Rather than seeking to build an international coalition against
'terrorism' in order to try and eliminate the problem though
the use of force, the US must confront the historical legacy
of its flawed policies towards West Asia and other parts of
the world.
US support for repressive regimes like Israel and Saudi Arabia,
its interventions in Lebanon and Afghanistan, and its use
of sanctions as a weapon of mass destruction against the people
of Iraq have caused so much death and suffering that irrationality
has become an integral part of the region's politics. As the
grievances pile up in combustible layers, fanatics have no
difficulty in finding and motivating others to do the unthinkable.
In the territories occupied by Israel, for example, young
Palestinians are prepared to blow themselves up just so that
they can kill one Israeli in the process. No cruise missile
or world coalition can ever provide protection from such a
perverse and self-destructive sense of victimhood.
Only the implementation of UN Security Council resolutions
and the chance for Palestinians to live in dignity can help.
Full statehood for the Palestinians and the dismantling of
Israeli settlements in the West Bank and Gaza will do more
to take the wind out of Osama's sails than the bombing of
Kabul, Kandahar or Khost.
Since several hundred Indian nationals are thought to have
been killed in the attack on the World Trade Center, India
is very much an interested party.
But instead of counselling the Bush administration that it
is embarking on a foolish and dangerous path which can only
make the world's peoples more insecure, the Vajpayee government
has indicated that it will offer the US military facilities
for the 'war' against international terrorism.

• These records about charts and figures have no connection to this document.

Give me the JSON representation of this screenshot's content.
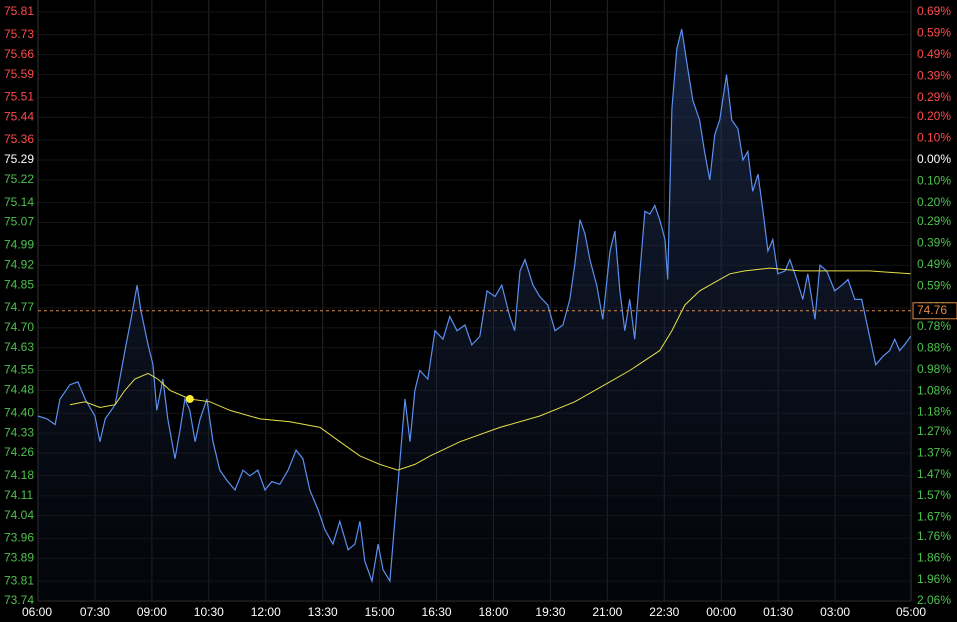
{
  "chart_data": {
    "type": "line",
    "xlim": [
      0,
      23
    ],
    "xticks": [
      {
        "value": 0,
        "label": "06:00"
      },
      {
        "value": 1.5,
        "label": "07:30"
      },
      {
        "value": 3,
        "label": "09:00"
      },
      {
        "value": 4.5,
        "label": "10:30"
      },
      {
        "value": 6,
        "label": "12:00"
      },
      {
        "value": 7.5,
        "label": "13:30"
      },
      {
        "value": 9,
        "label": "15:00"
      },
      {
        "value": 10.5,
        "label": "16:30"
      },
      {
        "value": 12,
        "label": "18:00"
      },
      {
        "value": 13.5,
        "label": "19:30"
      },
      {
        "value": 15,
        "label": "21:00"
      },
      {
        "value": 16.5,
        "label": "22:30"
      },
      {
        "value": 18,
        "label": "00:00"
      },
      {
        "value": 19.5,
        "label": "01:30"
      },
      {
        "value": 21,
        "label": "03:00"
      },
      {
        "value": 23,
        "label": "05:00"
      }
    ],
    "ylim": [
      73.74,
      75.81
    ],
    "yticks": [
      75.81,
      75.73,
      75.66,
      75.59,
      75.51,
      75.44,
      75.36,
      75.29,
      75.22,
      75.14,
      75.07,
      74.99,
      74.92,
      74.85,
      74.77,
      {
        "value": 74.7,
        "label": "74.70"
      },
      74.63,
      74.55,
      74.48,
      {
        "value": 74.4,
        "label": "74.40"
      },
      74.33,
      74.26,
      74.18,
      74.11,
      74.04,
      73.96,
      73.89,
      73.81,
      73.74
    ],
    "y2lim": [
      -2.06,
      0.69
    ],
    "y2ticks": [
      {
        "value": 0.69,
        "label": "0.69%"
      },
      {
        "value": 0.59,
        "label": "0.59%"
      },
      {
        "value": 0.49,
        "label": "0.49%"
      },
      {
        "value": 0.39,
        "label": "0.39%"
      },
      {
        "value": 0.29,
        "label": "0.29%"
      },
      {
        "value": 0.2,
        "label": "0.20%"
      },
      {
        "value": 0.1,
        "label": "0.10%"
      },
      {
        "value": 0,
        "label": "0.00%"
      },
      {
        "value": -0.1,
        "label": "0.10%"
      },
      {
        "value": -0.2,
        "label": "0.20%"
      },
      {
        "value": -0.29,
        "label": "0.29%"
      },
      {
        "value": -0.39,
        "label": "0.39%"
      },
      {
        "value": -0.49,
        "label": "0.49%"
      },
      {
        "value": -0.59,
        "label": "0.59%"
      },
      {
        "value": -0.69,
        "label": "0.69%"
      },
      {
        "value": -0.78,
        "label": "0.78%"
      },
      {
        "value": -0.88,
        "label": "0.88%"
      },
      {
        "value": -0.98,
        "label": "0.98%"
      },
      {
        "value": -1.08,
        "label": "1.08%"
      },
      {
        "value": -1.18,
        "label": "1.18%"
      },
      {
        "value": -1.27,
        "label": "1.27%"
      },
      {
        "value": -1.37,
        "label": "1.37%"
      },
      {
        "value": -1.47,
        "label": "1.47%"
      },
      {
        "value": -1.57,
        "label": "1.57%"
      },
      {
        "value": -1.67,
        "label": "1.67%"
      },
      {
        "value": -1.76,
        "label": "1.76%"
      },
      {
        "value": -1.86,
        "label": "1.86%"
      },
      {
        "value": -1.96,
        "label": "1.96%"
      },
      {
        "value": -2.06,
        "label": "2.06%"
      }
    ],
    "up_color": "#ff4a4a",
    "down_color": "#4cc24c",
    "flat_color": "#ffffff",
    "grid": true,
    "current_price": 74.76,
    "current_color": "#e08a4a",
    "series": [
      {
        "color": "#5b8ff0",
        "area": true,
        "x": [
          0,
          0.24,
          0.45,
          0.58,
          0.84,
          1.05,
          1.24,
          1.5,
          1.63,
          1.77,
          2.03,
          2.29,
          2.45,
          2.61,
          2.71,
          2.9,
          3.03,
          3.13,
          3.29,
          3.42,
          3.61,
          3.74,
          3.87,
          4,
          4.14,
          4.27,
          4.45,
          4.61,
          4.79,
          5,
          5.19,
          5.4,
          5.58,
          5.79,
          5.98,
          6.16,
          6.37,
          6.59,
          6.8,
          6.98,
          7.16,
          7.38,
          7.56,
          7.77,
          7.95,
          8.17,
          8.35,
          8.48,
          8.61,
          8.8,
          8.96,
          9.09,
          9.27,
          9.4,
          9.54,
          9.67,
          9.8,
          9.93,
          10.06,
          10.27,
          10.46,
          10.67,
          10.85,
          11.04,
          11.25,
          11.43,
          11.64,
          11.83,
          12.04,
          12.22,
          12.43,
          12.56,
          12.7,
          12.83,
          13.04,
          13.22,
          13.43,
          13.62,
          13.83,
          14.01,
          14.14,
          14.28,
          14.41,
          14.54,
          14.72,
          14.88,
          15.07,
          15.2,
          15.33,
          15.46,
          15.59,
          15.72,
          15.86,
          15.99,
          16.12,
          16.25,
          16.38,
          16.52,
          16.59,
          16.7,
          16.83,
          16.96,
          17.12,
          17.25,
          17.43,
          17.56,
          17.7,
          17.83,
          17.96,
          18.14,
          18.28,
          18.44,
          18.57,
          18.7,
          18.83,
          18.97,
          19.1,
          19.23,
          19.36,
          19.49,
          19.68,
          19.81,
          19.99,
          20.15,
          20.28,
          20.47,
          20.6,
          20.78,
          20.99,
          21.18,
          21.34,
          21.52,
          21.7,
          21.91,
          22.07,
          22.26,
          22.44,
          22.57,
          22.7,
          22.83,
          22.99
        ],
        "values": [
          74.39,
          74.38,
          74.36,
          74.45,
          74.5,
          74.51,
          74.45,
          74.39,
          74.3,
          74.38,
          74.43,
          74.62,
          74.73,
          74.85,
          74.76,
          74.64,
          74.57,
          74.41,
          74.52,
          74.38,
          74.24,
          74.34,
          74.45,
          74.41,
          74.3,
          74.38,
          74.45,
          74.3,
          74.2,
          74.16,
          74.13,
          74.2,
          74.18,
          74.2,
          74.13,
          74.16,
          74.15,
          74.2,
          74.27,
          74.24,
          74.13,
          74.06,
          73.99,
          73.94,
          74.02,
          73.92,
          73.94,
          74.02,
          73.88,
          73.81,
          73.94,
          73.85,
          73.81,
          74.02,
          74.24,
          74.45,
          74.3,
          74.48,
          74.55,
          74.52,
          74.69,
          74.66,
          74.74,
          74.69,
          74.71,
          74.64,
          74.67,
          74.83,
          74.81,
          74.85,
          74.74,
          74.69,
          74.9,
          74.94,
          74.85,
          74.81,
          74.78,
          74.69,
          74.71,
          74.8,
          74.92,
          75.08,
          75.03,
          74.94,
          74.85,
          74.73,
          74.97,
          75.04,
          74.83,
          74.69,
          74.8,
          74.66,
          74.9,
          75.11,
          75.1,
          75.13,
          75.08,
          75.01,
          74.87,
          75.47,
          75.68,
          75.75,
          75.61,
          75.5,
          75.43,
          75.32,
          75.22,
          75.38,
          75.43,
          75.59,
          75.43,
          75.4,
          75.29,
          75.32,
          75.18,
          75.24,
          75.11,
          74.97,
          75.01,
          74.89,
          74.9,
          74.94,
          74.87,
          74.8,
          74.89,
          74.73,
          74.92,
          74.9,
          74.83,
          74.85,
          74.87,
          74.8,
          74.8,
          74.67,
          74.57,
          74.6,
          74.62,
          74.66,
          74.62,
          74.64,
          74.67
        ]
      },
      {
        "color": "#e6e04a",
        "area": false,
        "x": [
          0.84,
          1.24,
          1.63,
          2.03,
          2.29,
          2.55,
          2.9,
          3.16,
          3.48,
          4,
          4.53,
          5.06,
          5.85,
          6.64,
          7.43,
          7.95,
          8.48,
          9.01,
          9.48,
          9.93,
          10.33,
          11.12,
          12.17,
          13.22,
          14.14,
          14.8,
          15.59,
          16.38,
          16.7,
          17.04,
          17.43,
          17.83,
          18.23,
          18.62,
          19.28,
          20.07,
          20.86,
          21.91,
          22.99
        ],
        "values": [
          74.43,
          74.44,
          74.42,
          74.43,
          74.48,
          74.52,
          74.54,
          74.52,
          74.48,
          74.45,
          74.44,
          74.41,
          74.38,
          74.37,
          74.35,
          74.3,
          74.25,
          74.22,
          74.2,
          74.22,
          74.25,
          74.3,
          74.35,
          74.39,
          74.44,
          74.49,
          74.55,
          74.62,
          74.69,
          74.78,
          74.83,
          74.86,
          74.89,
          74.9,
          74.91,
          74.9,
          74.9,
          74.9,
          74.89
        ]
      }
    ],
    "highlight": {
      "x": 4,
      "value": 74.45,
      "color": "#ffee33"
    }
  }
}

Of course, the government is being driven primarily by its
desire to use Washington against Islamabad but what this will
also do is to make the US even more of a player in South Asia
than it already is.
Those desirous of an alliance between India and the US may
ask whether that is necessarily a bad thing. What they should
realise is that America has its interests and will stick to
them.
'Global' coalitions are summoned only when those interests
are endangered. Helping India to develop, feel secure or combat
terrorism do not figure anywhere in Mr Bush's list of priorities.